More proof for his point: According to the US Census Bureau, employer sponsored insurance plans (ESIs) cover 56% of the US population. In 2018, the year we hit $3.65 trillion, the average annual premium for a family in an ESI was $19,616, of which employees paid an average of 29%, or $5,688. Employees in family plans also had an average deductible of $2,788, plus co-pays. So, even without the co-pays, employees are paying more than $8,000 for an ESI family plan.
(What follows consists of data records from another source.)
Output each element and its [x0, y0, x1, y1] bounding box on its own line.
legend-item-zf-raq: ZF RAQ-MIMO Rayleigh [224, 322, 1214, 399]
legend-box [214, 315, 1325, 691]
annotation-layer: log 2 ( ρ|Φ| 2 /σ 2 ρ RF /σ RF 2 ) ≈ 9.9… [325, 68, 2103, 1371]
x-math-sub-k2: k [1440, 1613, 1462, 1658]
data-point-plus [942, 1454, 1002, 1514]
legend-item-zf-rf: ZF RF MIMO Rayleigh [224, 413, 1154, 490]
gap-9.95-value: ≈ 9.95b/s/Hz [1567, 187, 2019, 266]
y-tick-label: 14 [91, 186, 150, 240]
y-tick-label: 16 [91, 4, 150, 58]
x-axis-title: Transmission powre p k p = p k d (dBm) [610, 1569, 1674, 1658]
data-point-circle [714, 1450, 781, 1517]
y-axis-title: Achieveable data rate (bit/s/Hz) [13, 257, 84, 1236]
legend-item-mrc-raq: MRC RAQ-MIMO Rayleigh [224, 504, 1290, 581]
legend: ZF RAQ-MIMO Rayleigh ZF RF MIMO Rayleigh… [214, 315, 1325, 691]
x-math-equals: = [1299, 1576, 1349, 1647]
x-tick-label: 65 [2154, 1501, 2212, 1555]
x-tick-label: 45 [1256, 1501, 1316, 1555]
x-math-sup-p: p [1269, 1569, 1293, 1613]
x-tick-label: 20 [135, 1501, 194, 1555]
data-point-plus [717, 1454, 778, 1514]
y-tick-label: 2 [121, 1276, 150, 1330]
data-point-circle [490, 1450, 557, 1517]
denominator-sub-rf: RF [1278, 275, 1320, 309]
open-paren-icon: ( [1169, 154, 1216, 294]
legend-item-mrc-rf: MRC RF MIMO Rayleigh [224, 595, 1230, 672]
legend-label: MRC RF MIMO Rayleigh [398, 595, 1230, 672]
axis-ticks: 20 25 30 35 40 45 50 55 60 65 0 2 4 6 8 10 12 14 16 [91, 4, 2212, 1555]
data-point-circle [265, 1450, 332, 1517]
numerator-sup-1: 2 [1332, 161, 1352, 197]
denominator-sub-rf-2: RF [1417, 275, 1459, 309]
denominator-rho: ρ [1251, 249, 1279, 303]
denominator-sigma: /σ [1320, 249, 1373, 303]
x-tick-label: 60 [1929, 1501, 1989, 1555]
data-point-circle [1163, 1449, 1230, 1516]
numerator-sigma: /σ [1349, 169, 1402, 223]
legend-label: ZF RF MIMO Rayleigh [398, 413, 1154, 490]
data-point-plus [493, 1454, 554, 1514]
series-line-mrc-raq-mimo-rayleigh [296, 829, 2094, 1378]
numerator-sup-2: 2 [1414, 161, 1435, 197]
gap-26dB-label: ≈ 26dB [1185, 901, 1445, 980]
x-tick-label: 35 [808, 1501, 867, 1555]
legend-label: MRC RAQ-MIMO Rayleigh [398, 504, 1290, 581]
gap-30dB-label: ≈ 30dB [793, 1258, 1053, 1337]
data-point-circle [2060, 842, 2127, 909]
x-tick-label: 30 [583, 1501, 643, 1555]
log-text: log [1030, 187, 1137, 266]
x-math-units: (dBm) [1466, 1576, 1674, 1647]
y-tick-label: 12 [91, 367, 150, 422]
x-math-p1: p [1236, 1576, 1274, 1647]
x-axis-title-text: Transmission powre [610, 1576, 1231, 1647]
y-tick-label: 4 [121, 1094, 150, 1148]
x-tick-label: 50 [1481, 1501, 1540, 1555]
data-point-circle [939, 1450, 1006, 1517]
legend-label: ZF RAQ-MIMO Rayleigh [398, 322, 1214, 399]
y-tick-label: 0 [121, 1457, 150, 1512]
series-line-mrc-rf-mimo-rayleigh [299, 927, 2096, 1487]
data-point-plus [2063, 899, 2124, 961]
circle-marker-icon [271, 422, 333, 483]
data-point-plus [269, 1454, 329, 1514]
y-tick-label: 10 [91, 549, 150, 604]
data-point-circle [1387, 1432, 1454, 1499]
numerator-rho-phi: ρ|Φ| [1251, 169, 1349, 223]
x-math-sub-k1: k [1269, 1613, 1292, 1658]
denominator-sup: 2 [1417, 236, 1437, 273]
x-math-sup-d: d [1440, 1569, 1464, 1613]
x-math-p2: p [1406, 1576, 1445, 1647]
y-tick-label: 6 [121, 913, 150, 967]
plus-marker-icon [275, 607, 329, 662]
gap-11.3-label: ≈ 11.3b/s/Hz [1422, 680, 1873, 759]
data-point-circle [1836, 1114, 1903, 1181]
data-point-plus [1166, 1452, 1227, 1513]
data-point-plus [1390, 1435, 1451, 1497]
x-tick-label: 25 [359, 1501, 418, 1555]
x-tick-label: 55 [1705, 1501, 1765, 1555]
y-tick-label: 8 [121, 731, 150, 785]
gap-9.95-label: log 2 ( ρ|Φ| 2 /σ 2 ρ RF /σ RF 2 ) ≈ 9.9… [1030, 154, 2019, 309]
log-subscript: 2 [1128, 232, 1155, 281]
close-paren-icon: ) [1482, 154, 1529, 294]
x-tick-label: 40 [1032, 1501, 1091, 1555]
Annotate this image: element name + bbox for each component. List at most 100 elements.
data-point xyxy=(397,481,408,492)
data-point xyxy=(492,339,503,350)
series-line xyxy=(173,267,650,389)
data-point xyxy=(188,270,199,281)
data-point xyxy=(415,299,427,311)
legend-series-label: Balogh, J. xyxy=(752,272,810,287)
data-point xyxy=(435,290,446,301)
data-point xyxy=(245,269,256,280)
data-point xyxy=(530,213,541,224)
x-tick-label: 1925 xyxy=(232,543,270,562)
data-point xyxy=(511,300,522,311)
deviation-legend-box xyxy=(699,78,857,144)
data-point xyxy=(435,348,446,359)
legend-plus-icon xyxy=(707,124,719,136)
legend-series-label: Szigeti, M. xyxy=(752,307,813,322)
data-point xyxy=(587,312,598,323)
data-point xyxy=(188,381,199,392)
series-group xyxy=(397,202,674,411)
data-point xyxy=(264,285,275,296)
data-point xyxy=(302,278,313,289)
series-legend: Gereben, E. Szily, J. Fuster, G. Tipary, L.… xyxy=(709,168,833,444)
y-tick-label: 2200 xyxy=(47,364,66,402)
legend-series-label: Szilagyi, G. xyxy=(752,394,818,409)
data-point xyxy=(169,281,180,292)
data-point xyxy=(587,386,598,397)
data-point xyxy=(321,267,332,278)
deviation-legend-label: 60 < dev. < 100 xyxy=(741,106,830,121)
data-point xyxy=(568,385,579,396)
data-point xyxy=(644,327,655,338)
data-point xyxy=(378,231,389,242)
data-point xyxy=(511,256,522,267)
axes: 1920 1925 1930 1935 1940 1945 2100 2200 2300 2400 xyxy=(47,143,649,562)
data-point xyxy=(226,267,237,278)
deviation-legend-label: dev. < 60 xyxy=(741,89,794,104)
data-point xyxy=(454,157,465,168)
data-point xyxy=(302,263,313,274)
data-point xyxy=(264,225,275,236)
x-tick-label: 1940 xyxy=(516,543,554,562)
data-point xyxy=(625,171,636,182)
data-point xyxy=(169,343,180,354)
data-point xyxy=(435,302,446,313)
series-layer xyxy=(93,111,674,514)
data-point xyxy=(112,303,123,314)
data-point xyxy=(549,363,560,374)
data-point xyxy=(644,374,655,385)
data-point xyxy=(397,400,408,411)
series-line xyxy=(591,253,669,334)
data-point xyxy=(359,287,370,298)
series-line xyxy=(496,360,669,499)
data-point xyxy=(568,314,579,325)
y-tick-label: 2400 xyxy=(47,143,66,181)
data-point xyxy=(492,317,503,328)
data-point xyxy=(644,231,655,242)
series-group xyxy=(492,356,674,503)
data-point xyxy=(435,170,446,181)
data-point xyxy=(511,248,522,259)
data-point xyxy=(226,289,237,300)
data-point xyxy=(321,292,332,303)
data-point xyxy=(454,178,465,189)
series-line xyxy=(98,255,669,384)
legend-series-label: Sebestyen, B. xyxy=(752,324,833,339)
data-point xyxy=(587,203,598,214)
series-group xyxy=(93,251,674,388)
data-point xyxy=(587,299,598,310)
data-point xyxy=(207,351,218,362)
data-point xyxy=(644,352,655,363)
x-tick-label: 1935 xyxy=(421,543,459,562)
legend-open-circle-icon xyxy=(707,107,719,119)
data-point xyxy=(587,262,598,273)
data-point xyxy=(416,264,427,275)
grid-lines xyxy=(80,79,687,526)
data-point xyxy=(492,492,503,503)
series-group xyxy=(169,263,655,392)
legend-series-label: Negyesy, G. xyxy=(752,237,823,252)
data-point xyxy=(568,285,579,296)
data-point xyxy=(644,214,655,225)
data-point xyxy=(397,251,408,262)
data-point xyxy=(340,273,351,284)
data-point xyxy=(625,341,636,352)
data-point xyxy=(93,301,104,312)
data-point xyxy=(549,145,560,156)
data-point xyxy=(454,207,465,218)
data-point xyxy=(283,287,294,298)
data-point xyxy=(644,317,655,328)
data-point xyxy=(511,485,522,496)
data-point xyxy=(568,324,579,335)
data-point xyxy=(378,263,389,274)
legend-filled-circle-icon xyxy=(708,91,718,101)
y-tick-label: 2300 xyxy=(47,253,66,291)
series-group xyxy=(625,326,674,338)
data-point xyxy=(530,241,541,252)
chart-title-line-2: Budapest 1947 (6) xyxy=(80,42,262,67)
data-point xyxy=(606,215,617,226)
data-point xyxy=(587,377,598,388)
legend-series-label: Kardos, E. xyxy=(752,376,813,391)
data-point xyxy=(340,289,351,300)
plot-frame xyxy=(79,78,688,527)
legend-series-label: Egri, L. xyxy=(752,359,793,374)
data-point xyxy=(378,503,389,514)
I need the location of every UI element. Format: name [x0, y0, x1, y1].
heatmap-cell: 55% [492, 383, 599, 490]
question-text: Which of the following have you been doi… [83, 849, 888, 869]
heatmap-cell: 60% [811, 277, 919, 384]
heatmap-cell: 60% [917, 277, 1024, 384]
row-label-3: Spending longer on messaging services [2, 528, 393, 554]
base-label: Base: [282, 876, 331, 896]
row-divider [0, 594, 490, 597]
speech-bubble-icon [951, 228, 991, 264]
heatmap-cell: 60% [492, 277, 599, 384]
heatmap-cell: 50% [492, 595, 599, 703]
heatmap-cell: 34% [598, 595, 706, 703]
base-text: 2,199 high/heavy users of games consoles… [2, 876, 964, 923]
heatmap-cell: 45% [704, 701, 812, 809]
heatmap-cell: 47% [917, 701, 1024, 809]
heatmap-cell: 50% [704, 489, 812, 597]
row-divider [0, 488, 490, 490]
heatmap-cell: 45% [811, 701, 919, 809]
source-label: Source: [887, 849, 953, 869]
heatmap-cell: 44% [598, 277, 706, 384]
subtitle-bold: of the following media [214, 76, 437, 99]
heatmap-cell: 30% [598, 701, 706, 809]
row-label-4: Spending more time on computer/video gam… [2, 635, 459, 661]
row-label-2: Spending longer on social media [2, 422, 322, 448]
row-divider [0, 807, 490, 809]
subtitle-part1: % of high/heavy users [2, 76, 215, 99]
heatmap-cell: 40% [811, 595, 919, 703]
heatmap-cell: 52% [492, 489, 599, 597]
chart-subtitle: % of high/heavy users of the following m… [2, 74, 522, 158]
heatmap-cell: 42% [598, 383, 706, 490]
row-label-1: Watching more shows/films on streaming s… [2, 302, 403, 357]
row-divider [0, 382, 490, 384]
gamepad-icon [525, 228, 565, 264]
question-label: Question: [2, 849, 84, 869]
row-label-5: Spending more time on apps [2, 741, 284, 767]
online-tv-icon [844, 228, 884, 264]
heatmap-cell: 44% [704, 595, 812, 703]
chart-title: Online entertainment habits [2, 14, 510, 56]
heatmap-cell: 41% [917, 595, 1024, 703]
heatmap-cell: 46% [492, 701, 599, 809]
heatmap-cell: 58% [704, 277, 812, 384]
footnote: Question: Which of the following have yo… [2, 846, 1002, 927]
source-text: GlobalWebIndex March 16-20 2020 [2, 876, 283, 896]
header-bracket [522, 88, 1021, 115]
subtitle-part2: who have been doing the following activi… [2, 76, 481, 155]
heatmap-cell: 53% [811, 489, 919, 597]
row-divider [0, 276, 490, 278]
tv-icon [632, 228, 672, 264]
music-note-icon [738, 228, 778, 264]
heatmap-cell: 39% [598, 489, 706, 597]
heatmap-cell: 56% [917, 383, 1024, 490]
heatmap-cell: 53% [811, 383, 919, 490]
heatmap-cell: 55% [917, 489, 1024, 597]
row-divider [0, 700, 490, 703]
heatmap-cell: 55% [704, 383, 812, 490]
In 2019, we will blow through $20,000 for the cost of an ESI family plan. This is patently unsustainable and leads to two inescapable conclusions: First, Washington has not fixed this, and, given past experience, it is doubtful it ever will, regardless of efforts by progressives. Second, employers are the only people with the leverage and urgent incentive to do anything constructive. They need to stop worrying about corporate taxes, get on the Buffet, Bezos and Diamond bus, and throw all the muscle they have at the American health care fiasco.